WASHINGTON (Reuters) - Minority students made up a record portion of SAT test takers in 2013, and blacks and Hispanics improved on the U.S. college entrance exam but still lagged in demonstrating they are ready for college, the College Board said on Thursday.
The average score this year for the millions of students taking the exam on mathematics, writing and critical reading was 1,498 points, unchanged from 2012.
Forty-six percent of students were minority, the highest percentage ever and up from 40 percent in 2009, the College Board, which administers the SAT, said in a statement.
Black, Native American and Hispanic students, who are typically underrepresented in higher education, made up 30 percent of SAT takers, up 3 percentage points from five years ago.
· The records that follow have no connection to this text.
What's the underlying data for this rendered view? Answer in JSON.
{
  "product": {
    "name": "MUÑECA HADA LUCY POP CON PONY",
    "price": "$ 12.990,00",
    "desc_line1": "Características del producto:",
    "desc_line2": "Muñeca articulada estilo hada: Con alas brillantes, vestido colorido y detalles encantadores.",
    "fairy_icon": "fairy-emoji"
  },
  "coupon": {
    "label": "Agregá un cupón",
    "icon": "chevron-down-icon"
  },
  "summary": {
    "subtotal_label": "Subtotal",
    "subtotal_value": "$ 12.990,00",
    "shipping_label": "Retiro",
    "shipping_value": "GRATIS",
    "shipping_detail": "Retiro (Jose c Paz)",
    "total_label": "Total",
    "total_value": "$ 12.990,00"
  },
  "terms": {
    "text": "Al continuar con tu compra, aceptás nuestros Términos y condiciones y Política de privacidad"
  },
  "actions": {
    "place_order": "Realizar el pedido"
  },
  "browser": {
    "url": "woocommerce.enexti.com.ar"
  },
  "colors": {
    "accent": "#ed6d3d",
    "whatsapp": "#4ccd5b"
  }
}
A growing percentage of black and Hispanic students taking the SAT met the College Board’s benchmark for academic success in college, or 1,550 points out of a maximum 2,400 points, the statement said.
Among black students, 15.6 percent met the standard, up from 14.8 percent in 2012. The figure was 23.5 percent for Hispanics, up from 22.8 percent the year before.
But blacks and Hispanics are well behind the 43 percent of students overall meeting the 1,550-point benchmark last year, and that percentage has remained virtually unchanged for five years, according to the statement.
“While gains in SAT participation by underrepresented minority students are encouraging, there continue to be striking differences in academic preparation among these groups that directly impact college readiness,” the College Board said.
Blacks and Hispanics often lack access to rigorous course work like advanced placement and honors classes in high school and are also less likely to complete a core curriculum in English, mathematics, natural science, social science and history, and have a grade point average equivalent to A, the College Board said.
“To have any hope of achieving breakthrough increases in the number of our nation’s students who are prepared for colleges and careers, we must address the challenges these students face,” it said.
The 1,550-point threshold is associated with a 65 percent likelihood of a first-year college grade point average of B- or higher. Students meeting the benchmark are more likely to enroll in a four-year college and stay in school past the first year.
They also are twice as likely as those who fell short of the standard to earn a bachelor’s degree in four years.